I put off trying Overwatch for about 6 months because it was a non-Steam channel. I would've bought Forza Horizon 4 a couple of weeks ago if it had been on Steam (literally searched for it ready to click buy), since it sounded good in the reviews, but it's yet another non-Steam channel so I can't be bothered.
it's not much, but every now and then an horror story like this gets out and I'm just glad of being, dunno, suspicious of company with misaligned goals?
and he's one of the lucky one: he hit reddit all so the backlash prompted action.
For certain, part of it is that adult life gives me far less time to enjoy "dedicated" gaming. I have plenty of time for mobile games on my commute (I walk), but I no longer have dozens of hours a week that I can dedicate to CS or Eve Online.

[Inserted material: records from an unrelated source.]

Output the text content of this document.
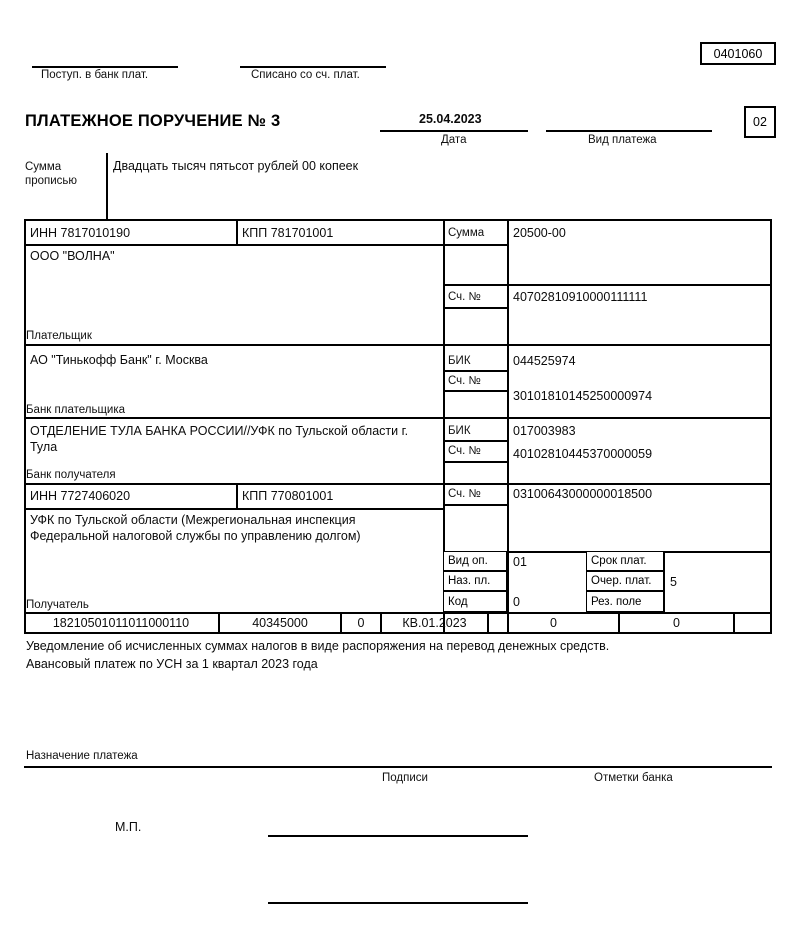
0401060
Поступ. в банк плат.	Списано со сч. плат.
ПЛАТЕЖНОЕ ПОРУЧЕНИЕ № 3	25.04.2023
Дата	Вид платежа
02
Сумма
прописью
Двадцать тысяч пятьсот рублей 00 копеек
ИНН 7817010190	КПП 781701001
ООО "ВОЛНА"
Плательщик
Сумма 20500-00
Сч. №	40702810910000111111
АО "Тинькофф Банк" г. Москва	БИК	044525974
Сч. №
30101810145250000974
Банк плательщика
ОТДЕЛЕНИЕ ТУЛА БАНКА РОССИИ//УФК по Тульской области г.
Тула
БИК	017003983
Сч. №	40102810445370000059
Банк получателя
ИНН 7727406020	КПП 770801001	Сч. №	03100643000000018500
УФК по Тульской области (Межрегиональная инспекция
Федеральной налоговой службы по управлению долгом)
Получатель
Вид оп. 01	Срок плат.
Наз. пл.	Очер. плат. 5
Код	0	Рез. поле
18210501011011000110	40345000	0	КВ.01.2023	0	0
Уведомление об исчисленных суммах налогов в виде распоряжения на перевод денежных средств.
Авансовый платеж по УСН за 1 квартал 2023 года
Назначение платежа
Подписи	Отметки банка
М.П.
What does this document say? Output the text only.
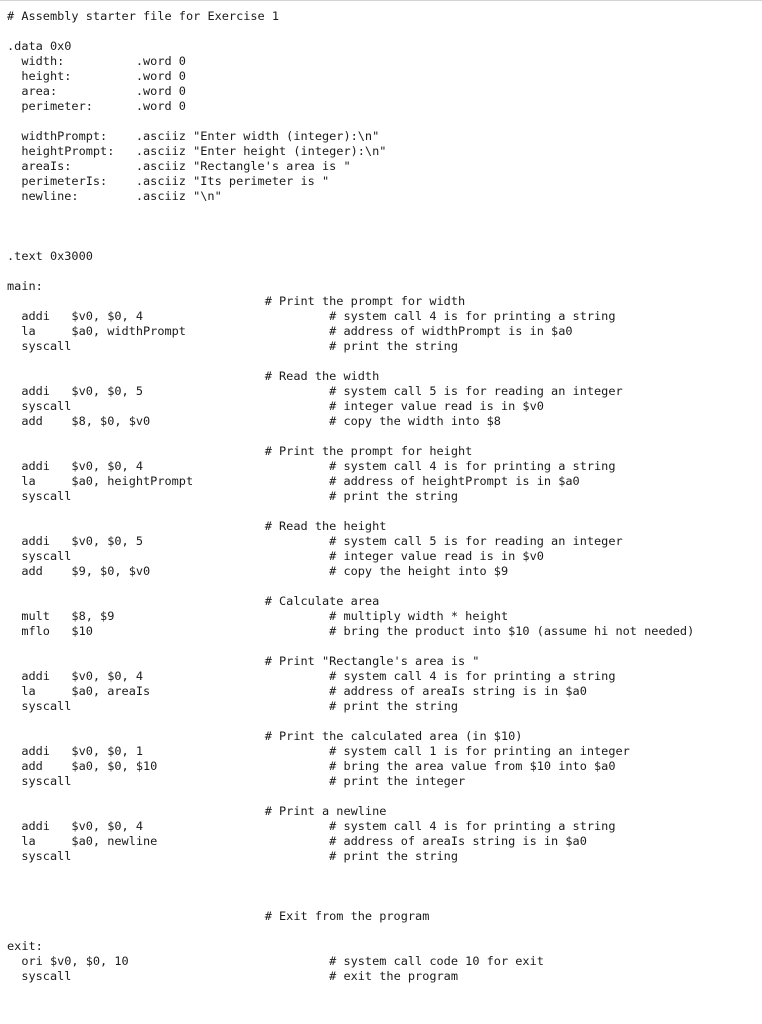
# Assembly starter file for Exercise 1
.data 0x0
width:	.word 0
height:	.word 0
area:	.word 0
perimeter:	.word 0
widthPrompt: .asciiz "Enter width (integer):\n"
heightPrompt: .asciiz "Enter height (integer):\n"
areaIs:	.asciiz "Rectangle's area is "
perimeterIs: .asciiz "Its perimeter is "
newline:	.asciiz "\n"
.text 0x3000
main:
# Print the prompt for width
addi $v0, $0, 4	# system call 4 is for printing a string
la	$a0, widthPrompt	# address of widthPrompt is in $a0
syscall	# print the string
# Read the width
addi $v0, $0, 5	# system call 5 is for reading an integer
syscall	# integer value read is in $v0
add $8, $0, $v0	# copy the width into $8
# Print the prompt for height
addi $v0, $0, 4	# system call 4 is for printing a string
la	$a0, heightPrompt	# address of heightPrompt is in $a0
syscall	# print the string
# Read the height
addi $v0, $0, 5	# system call 5 is for reading an integer
syscall	# integer value read is in $v0
add $9, $0, $v0	# copy the height into $9
# Calculate area
mult $8, $9	# multiply width * height
mflo $10	# bring the product into $10 (assume hi not needed)
# Print "Rectangle's area is "
addi $v0, $0, 4	# system call 4 is for printing a string
la	$a0, areaIs	# address of areaIs string is in $a0
syscall	# print the string
# Print the calculated area (in $10)
addi $v0, $0, 1	# system call 1 is for printing an integer
add $a0, $0, $10	# bring the area value from $10 into $a0
syscall	# print the integer
# Print a newline
addi $v0, $0, 4	# system call 4 is for printing a string
la	$a0, newline	# address of areaIs string is in $a0
syscall	# print the string
# Exit from the program
exit:
ori $v0, $0, 10	# system call code 10 for exit
syscall	# exit the program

But part of it is that the Steam store is anxiety-inducingly overwhelming. It feels like there's more than a lifetimes worth of content in there, and I have absolutely no idea how to find the good stuff. Something about Steam's design appears to provoke this response, because I do not have similar issues with the similarly large Apple store. I think a redesign might be in order.
And the recommendation algorithm just keeps sending me the same games that don't look interesting to me.

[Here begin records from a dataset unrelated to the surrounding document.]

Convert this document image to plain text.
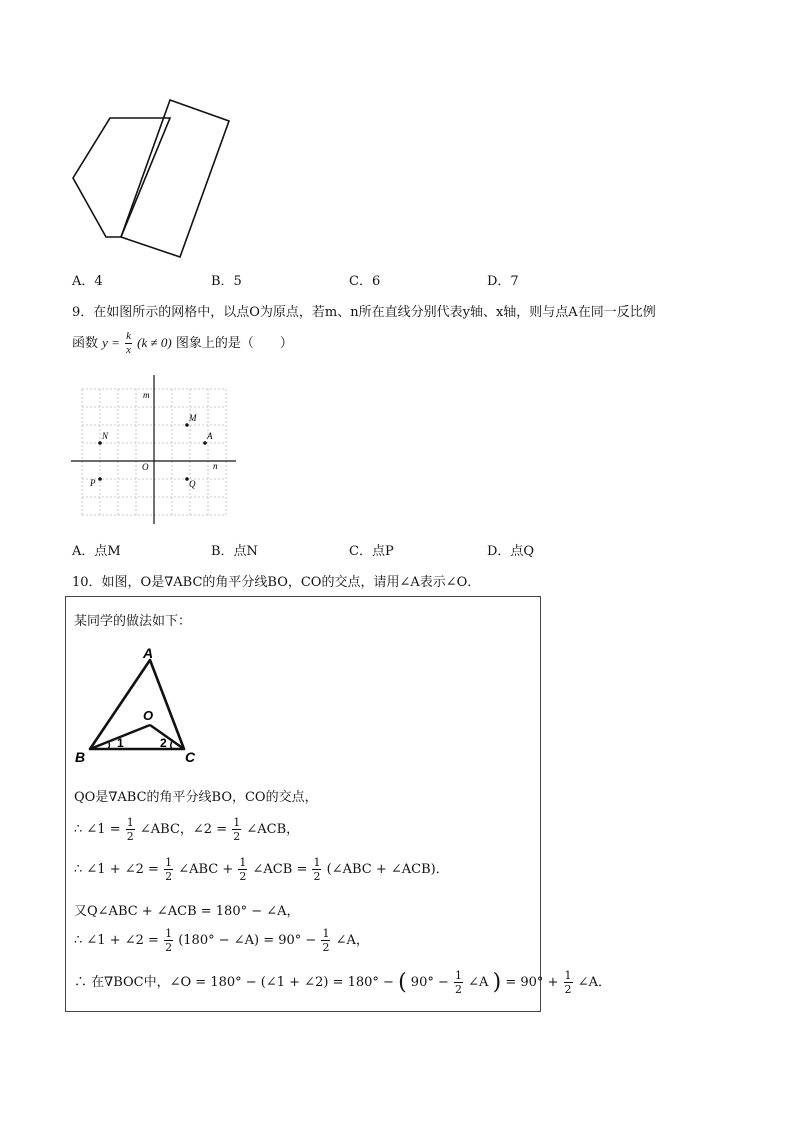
A．4	B．5	C．6	D．7
9．在如图所示的网格中，以点O为原点，若m、n所在直线分别代表y轴、x轴，则与点A在同一反比例
函数 $y = \frac{k}{x} (k \ne 0)$ 图象上的是（　　）
m
n
O
M
A
N
P	Q
A．点M	B．点N	C．点P	D．点Q
10．如图，O是∇ABC的角平分线BO，CO的交点，请用∠A表示∠O．
某同学的做法如下：
A
B	C
O
1	2
QO是∇ABC的角平分线BO，CO的交点，
∴ ∠1 = $\frac{1}{2}$ ∠ABC，∠2 = $\frac{1}{2}$ ∠ACB，
∴ ∠1 + ∠2 = $\frac{1}{2}$ ∠ABC + $\frac{1}{2}$ ∠ACB = $\frac{1}{2}$ (∠ABC + ∠ACB)．
又Q∠ABC + ∠ACB = 180° − ∠A，
∴ ∠1 + ∠2 = $\frac{1}{2} (180^\circ$ − ∠A) = $90^\circ - \frac{1}{2}$ ∠A，
∴ 在∇BOC中，∠O = 180° − (∠1 + ∠2) = 180° − ( $90^\circ - \frac{1}{2}$ ∠A ) = $90^\circ + \frac{1}{2}$ ∠A．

Er, do you mean you walk and game at the same time? Coz I am constantly walking around people like you and tutting if that's the case
So it's unclear why you think anyone else should, either.
Asking indie game developers to challenge the domination of Steam as the sales channel for PC games where EA/Ubisoft/Microsoft have all failed to do so is absurd.
And while I think you bring up a good point, I remember a few years back when many developers claimed the Apple Store was the ONLY good channel to use, leaving few choices. I'm happy that eco-model has somewhat changed.
Apple does not do this. P&G does not do this. Exxon does not do this. On and on and on...
I don't understand where you're getting the "majority of businesses", because most financial healthy businesses do not have channel concentration.
> Well I’ve been selling direct since 2006, but sadly my direct sales are about 1% of my total revenue.